Elle tourna son regard vers les deux Elfes qui menaient la marche. Elle n’arrivait pas à les cerner. L’Hypnotique était tourmentée par sa rencontre avec Nessan, Ahia le sentait. Ce sentiment rongeait tant cette enfant que l’Empathique devait s’en couper. Même en prenant de la distance, elle sentait se creuser un sentiment de culpabilité et de dégout.

Pourquoi Epo prenait-elle si personnellement l’état de son ami ? Peut-être avait-elle une conscience des dégâts que sa race pouvait infliger ? Pourtant, elle ne s’était pas gênée avec Kalan, bien que le résultat ne soit pas comparable. Ahia éprouvait malgré tout une certaine peine pour cette jeune Elfe perdue, qui détenait un pouvoir vraisemblablement trop puissant et dévastateur pour elle. Lorsque l’on comprend la souffrance d’autrui, il devient étonnement simple de lui prêter sa confiance et de lui tendre la main, c’est pourquoi Ahia avait convaincu Kalan d’accepter l’aide d’Epo.

C’était moins évident pour la jeune Sombre qui paraissait inébranlable. Ahia percevait dans son aura comme une sorte de déchirure, de détachement. Elle ne savait pas ce que cette Neko avait subi par le passé, mais elle avait l’impression que les événements avaient endurci son cœur et sa personnalité. Elle sentait aussi qu’elle ne ferait rien qui puisse déplaire à Epo. Il y avait en elle un devoir de loyauté inébranlable qui n’était pas réciproque. L’Hypnotique, elle, avait plutôt un sentiment d’amour envers la Sombre.

Quand Ahia avait sondé un peu plus en avant leur cœur, elle y avait découvert une pincée de solitude semblable chez les deux Elfes, presque comme un signe de famille. Probablement étaient-elles bien plus l’une pour l’autre que de simples amies dotées d’une grande puissance, mais Ahia n’était pas sûre qu’elles s’en rendent compte. Elles formaient une paire étrange et redoutable, au-delà de l’acceptable même.

Malgré cela, Ahia était persuadée qu’il était préférable de les suivre. Elle sentait quelque chose la remuer de l’intérieur, cet instinct à l’état pur qui la guidait. Comme lorsqu’enfant, elle avait suivi Géolde ou quand adulte, elle avait décidé de parcourir le royaume et de découvrir d’autres contrées. Une direction à suivre qui l’appelait.

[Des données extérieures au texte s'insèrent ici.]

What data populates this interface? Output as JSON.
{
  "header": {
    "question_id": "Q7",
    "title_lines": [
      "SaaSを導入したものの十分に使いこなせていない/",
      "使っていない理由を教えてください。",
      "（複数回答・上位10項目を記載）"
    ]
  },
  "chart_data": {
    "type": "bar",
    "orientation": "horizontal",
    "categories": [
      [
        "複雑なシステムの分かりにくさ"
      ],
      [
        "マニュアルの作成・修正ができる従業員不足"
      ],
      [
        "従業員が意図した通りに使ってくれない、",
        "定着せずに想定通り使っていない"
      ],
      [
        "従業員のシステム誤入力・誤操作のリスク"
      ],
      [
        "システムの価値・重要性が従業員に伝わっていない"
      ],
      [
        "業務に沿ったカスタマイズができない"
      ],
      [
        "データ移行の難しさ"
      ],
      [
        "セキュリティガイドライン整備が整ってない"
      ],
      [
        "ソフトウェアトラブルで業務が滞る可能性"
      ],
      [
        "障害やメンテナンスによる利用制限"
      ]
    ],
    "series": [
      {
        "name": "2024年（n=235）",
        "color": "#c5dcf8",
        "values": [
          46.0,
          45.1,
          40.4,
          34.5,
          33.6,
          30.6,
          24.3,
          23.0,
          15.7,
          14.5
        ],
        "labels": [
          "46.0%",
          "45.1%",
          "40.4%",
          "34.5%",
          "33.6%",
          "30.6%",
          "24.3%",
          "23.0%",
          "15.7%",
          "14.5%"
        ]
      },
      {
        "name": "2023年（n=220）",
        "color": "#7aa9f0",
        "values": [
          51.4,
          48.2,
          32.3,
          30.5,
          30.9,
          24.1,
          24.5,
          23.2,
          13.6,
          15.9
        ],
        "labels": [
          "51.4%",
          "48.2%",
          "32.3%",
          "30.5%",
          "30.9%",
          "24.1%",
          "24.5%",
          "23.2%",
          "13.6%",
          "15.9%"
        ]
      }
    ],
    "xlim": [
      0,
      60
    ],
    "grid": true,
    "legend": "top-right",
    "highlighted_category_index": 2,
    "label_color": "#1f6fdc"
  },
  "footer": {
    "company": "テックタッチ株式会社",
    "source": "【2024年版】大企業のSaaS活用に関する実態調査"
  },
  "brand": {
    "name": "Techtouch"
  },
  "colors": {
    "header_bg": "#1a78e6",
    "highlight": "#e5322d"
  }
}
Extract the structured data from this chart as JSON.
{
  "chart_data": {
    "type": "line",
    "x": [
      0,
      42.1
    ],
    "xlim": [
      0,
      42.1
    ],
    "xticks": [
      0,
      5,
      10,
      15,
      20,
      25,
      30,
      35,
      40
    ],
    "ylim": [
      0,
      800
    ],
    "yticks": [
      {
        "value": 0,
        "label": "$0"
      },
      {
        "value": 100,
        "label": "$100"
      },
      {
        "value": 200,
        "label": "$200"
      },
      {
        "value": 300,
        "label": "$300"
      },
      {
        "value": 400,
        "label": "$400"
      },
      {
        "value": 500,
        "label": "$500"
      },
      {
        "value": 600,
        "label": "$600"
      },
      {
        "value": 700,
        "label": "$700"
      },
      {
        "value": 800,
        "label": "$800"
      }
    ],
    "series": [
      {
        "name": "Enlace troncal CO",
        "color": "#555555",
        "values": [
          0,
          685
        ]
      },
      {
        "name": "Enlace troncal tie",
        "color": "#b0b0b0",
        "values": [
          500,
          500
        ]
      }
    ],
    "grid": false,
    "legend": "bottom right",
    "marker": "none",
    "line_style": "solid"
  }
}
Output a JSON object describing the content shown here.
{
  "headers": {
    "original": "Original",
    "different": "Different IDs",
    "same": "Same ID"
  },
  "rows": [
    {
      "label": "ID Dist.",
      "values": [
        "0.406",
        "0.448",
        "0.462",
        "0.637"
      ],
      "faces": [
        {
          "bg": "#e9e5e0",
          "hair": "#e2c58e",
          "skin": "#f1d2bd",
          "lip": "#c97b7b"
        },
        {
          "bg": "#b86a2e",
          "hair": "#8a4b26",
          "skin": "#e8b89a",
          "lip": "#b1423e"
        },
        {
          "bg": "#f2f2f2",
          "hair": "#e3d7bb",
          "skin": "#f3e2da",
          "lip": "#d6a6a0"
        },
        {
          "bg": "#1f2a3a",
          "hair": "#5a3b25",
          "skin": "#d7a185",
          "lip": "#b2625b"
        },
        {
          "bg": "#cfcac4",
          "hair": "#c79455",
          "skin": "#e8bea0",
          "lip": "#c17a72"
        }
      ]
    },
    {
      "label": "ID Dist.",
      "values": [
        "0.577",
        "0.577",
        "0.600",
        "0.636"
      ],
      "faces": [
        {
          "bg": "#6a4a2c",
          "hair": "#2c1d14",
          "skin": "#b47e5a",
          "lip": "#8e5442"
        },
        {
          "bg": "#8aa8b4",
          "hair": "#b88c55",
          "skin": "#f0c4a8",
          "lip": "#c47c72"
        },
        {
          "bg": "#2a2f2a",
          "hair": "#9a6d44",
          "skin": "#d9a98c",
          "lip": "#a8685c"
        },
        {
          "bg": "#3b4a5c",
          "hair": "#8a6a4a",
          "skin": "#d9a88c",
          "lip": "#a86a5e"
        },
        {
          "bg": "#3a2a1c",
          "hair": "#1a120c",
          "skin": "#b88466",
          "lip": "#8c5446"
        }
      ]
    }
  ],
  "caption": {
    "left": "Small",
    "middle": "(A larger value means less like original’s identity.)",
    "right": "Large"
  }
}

Elle avait l’impression que des destins que tout éloignait venaient de s’entrechoquer dans une intense collision pour finalement converger vers le même but. À l’image des différentes rivières abreuvant le puissant fleuve de la Tèbre. Ahia se demanda où finirait cet ensemble composé d’une Sombre robuste, de deux convalescents, d’une Hypnotique aux pouvoirs démesurés, d’un chiot et d’une Omnifaune camouflée dans son apparence de louve. « Ainsi que de deux chevaux », rectifia-t-elle mentalement : le groupe était arrivés vers les montures et s’apprêtaient à poursuivre leur voie à présent commune.